Nel complesso di Monte d'Accoddi è stato trovato un menhir coricato, ha un'altezza di 4,5 metri, si presume sia stato un simbolo di omaggio a qualche sacralità prima della costruzione del grande altare.

Che l'intera zona era un posto di sacrificio si è capito dai resti di animali morti e ciottoli anneriti ritrovati su delle buche poco profonde dove fu ritrovato il menhir, questo significava (anche se ancora oggi è misterioso il suo effettivo significato) che questa pietra rappresentava una qualche divinità, potrebbe rappresentare la fertilità? O un calendario solare? O un punto di riferimento astronomico con le stelle ? di preciso non si sa. Poco lontano dal complesso di Monte d'Accoddi in un terreno privato (quindi inaccessibile ai visitatori) esistono atri due menhir più piccoli uno di color rossastro e l'altro di calcare bianco, secondo gli studiosi rappresentavano la divinità maschile e quella femminile. Altri manufatti sacri esistenti prima della costruzione del grande altare sono: un'enorme lastra di pietra posizionata a destra a forma di trapezio, si pensa sia stato un altro piccolo altare di devozione dove mettere le offerte alle divinità oppure una mensa dove si consumavano i pasti cerimoniali.
Sullo stesso lato di questa lastra è stata ritrovata un'altra lastra più piccola con resti di animali quali, bovini, ovini, suini e cervi.

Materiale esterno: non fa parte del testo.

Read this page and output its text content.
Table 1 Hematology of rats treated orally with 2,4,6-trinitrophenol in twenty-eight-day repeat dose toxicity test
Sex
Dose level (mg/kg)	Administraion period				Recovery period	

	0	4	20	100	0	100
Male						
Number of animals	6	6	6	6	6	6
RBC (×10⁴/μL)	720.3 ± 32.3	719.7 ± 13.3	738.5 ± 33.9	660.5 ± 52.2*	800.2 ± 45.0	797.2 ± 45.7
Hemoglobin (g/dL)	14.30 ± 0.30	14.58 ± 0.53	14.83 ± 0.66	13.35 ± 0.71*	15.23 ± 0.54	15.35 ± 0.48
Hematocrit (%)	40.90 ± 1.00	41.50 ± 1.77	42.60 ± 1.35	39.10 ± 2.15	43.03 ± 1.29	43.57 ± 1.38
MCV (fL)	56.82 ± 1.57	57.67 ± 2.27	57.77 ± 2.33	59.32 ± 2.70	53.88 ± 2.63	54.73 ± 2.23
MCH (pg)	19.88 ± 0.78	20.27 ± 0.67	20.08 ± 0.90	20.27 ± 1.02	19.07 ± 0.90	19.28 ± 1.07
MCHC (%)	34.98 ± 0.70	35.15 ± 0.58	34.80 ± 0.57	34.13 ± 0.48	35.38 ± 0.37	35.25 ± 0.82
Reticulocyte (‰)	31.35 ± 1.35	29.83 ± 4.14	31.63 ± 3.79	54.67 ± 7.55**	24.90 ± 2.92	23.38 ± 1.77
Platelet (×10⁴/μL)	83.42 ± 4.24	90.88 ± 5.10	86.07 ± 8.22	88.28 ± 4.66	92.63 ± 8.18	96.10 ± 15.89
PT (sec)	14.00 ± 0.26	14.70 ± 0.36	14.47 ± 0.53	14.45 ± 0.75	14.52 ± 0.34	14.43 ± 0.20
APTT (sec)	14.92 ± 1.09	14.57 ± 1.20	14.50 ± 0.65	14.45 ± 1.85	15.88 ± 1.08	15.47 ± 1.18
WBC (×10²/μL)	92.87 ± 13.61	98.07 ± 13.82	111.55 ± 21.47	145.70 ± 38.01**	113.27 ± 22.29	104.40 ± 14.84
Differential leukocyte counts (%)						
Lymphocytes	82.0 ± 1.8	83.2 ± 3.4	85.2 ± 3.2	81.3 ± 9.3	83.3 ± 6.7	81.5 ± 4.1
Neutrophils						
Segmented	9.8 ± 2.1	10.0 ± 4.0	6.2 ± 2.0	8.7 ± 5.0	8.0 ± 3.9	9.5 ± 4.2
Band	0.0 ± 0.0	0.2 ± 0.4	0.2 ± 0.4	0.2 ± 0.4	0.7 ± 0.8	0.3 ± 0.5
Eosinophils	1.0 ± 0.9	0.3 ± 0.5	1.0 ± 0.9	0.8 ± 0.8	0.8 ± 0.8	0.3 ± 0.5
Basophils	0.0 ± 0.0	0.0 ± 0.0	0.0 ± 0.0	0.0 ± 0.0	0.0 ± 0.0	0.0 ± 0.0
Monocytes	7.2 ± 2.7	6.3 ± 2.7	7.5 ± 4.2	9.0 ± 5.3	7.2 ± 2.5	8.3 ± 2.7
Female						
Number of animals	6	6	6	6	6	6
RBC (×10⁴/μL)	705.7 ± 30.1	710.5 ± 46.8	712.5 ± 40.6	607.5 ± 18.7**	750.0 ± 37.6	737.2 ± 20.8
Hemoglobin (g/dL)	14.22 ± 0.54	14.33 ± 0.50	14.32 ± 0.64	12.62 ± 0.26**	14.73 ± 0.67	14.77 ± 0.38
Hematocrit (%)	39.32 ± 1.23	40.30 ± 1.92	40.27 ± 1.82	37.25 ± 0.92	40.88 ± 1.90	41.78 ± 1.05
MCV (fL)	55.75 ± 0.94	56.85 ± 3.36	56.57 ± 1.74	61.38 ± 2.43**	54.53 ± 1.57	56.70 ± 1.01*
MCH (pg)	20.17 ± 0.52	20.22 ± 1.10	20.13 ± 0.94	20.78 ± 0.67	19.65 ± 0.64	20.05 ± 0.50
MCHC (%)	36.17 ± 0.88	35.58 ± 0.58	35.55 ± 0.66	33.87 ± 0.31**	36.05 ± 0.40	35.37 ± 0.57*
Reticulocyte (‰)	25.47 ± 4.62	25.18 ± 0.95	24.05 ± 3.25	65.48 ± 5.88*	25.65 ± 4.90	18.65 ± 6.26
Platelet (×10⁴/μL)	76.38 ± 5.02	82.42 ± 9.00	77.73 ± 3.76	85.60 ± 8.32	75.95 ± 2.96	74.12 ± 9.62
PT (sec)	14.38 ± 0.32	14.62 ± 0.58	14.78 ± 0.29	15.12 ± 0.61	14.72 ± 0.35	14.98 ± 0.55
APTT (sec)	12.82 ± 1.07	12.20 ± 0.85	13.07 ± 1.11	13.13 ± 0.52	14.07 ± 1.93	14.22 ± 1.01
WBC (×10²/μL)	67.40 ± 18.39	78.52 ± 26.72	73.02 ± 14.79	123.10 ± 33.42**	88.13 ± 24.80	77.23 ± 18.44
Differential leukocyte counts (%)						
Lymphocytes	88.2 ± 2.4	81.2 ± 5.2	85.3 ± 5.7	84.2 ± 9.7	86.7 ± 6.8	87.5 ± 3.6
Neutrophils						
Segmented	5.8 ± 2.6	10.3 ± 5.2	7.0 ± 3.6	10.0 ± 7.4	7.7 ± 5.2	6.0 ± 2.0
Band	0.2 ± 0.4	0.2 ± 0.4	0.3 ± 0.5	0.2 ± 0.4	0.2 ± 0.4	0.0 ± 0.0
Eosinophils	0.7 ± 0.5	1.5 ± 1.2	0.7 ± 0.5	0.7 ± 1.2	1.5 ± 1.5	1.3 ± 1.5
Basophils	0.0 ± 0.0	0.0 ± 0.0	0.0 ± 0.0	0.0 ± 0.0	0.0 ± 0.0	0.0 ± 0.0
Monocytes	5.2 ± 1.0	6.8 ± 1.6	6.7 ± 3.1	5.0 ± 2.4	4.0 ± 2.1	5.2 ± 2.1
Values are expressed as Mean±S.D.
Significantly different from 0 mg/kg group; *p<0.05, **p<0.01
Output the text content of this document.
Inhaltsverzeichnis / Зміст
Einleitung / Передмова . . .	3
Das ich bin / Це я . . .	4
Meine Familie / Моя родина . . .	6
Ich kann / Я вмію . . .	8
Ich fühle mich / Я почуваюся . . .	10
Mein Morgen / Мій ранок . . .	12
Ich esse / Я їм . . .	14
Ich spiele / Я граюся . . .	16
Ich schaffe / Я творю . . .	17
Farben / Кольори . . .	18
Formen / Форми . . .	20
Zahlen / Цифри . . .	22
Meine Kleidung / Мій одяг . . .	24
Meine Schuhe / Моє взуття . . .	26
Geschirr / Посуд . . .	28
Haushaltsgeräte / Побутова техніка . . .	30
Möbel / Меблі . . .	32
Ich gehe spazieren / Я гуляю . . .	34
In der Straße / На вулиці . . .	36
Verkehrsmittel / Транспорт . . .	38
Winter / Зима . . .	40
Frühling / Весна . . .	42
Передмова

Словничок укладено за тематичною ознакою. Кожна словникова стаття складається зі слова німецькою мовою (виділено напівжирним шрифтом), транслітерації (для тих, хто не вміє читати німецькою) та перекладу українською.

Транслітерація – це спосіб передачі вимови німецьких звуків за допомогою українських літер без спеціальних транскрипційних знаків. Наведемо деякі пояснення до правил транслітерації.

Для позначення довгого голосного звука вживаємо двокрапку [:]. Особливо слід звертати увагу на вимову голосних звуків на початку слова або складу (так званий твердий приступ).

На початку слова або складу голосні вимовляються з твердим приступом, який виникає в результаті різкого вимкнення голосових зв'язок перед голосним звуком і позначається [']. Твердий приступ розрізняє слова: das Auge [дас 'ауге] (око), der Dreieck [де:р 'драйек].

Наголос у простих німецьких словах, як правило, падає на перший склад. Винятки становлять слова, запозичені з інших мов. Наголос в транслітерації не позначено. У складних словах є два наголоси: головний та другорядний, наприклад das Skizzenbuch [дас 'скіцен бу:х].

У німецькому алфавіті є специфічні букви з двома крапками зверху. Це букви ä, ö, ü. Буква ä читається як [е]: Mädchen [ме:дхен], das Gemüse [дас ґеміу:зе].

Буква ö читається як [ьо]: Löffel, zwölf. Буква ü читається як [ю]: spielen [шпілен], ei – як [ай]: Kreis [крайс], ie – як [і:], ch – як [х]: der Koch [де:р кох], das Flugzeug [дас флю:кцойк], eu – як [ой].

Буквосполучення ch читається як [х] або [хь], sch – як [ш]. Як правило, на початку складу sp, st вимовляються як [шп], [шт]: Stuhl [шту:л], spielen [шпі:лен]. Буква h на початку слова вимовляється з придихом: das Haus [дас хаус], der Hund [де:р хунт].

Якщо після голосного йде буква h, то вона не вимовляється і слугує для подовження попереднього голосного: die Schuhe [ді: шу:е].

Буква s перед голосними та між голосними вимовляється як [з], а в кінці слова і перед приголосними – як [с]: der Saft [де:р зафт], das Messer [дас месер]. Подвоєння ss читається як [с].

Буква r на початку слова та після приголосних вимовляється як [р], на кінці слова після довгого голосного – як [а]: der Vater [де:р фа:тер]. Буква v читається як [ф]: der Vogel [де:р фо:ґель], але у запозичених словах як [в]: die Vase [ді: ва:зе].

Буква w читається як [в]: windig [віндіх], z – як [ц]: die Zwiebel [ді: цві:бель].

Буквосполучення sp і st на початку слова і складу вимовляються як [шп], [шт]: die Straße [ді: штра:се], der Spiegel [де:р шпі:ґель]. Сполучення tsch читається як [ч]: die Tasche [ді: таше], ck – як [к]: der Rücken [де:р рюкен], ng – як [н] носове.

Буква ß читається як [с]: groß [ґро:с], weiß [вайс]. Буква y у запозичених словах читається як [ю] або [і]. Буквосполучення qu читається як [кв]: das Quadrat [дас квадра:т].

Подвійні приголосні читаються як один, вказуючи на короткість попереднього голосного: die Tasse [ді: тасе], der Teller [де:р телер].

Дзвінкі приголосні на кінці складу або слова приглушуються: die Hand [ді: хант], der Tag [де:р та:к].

Gli altri manufatti rinvenuti sono: due pietre a forma di sfera una grande e una più piccola, queste pietre rappresentavano sicuramente una divinità o il simbolo del sole, di sicuro sappiamo però che non furono rinvenute dove si trovano adesso, ma furono portate dal terreno vicino dove ancora oggi ci sono i due menhir.

La presenza di qualche migliaio di persone (si presume circa 2.500) che vivevano in quell'area è testimoniata dalla scoperta di tre necropoli scavate nella roccia calcarea poco distante al villaggio, queste tombe in Sardegna sono chiamate "domus de janas" che significa "casa delle fate"o "casa delle streghe" queste tombe riproducevano in piccolo la casa dei vivi con tanto di finestre e gradini, il tutto era abbellito con simboli legati alla magia.

La costruzione del grande altare è da collocare in un periodo successivo alla nascita del primo villaggio, era un periodo di spopolamento che si colloca nell'epoca prenuragica, fu costruito vicino ai resti del secondo villaggio (ancora oggi esistono tracce), risulta costruito in due fasi. Nasceva così il villaggio santuario.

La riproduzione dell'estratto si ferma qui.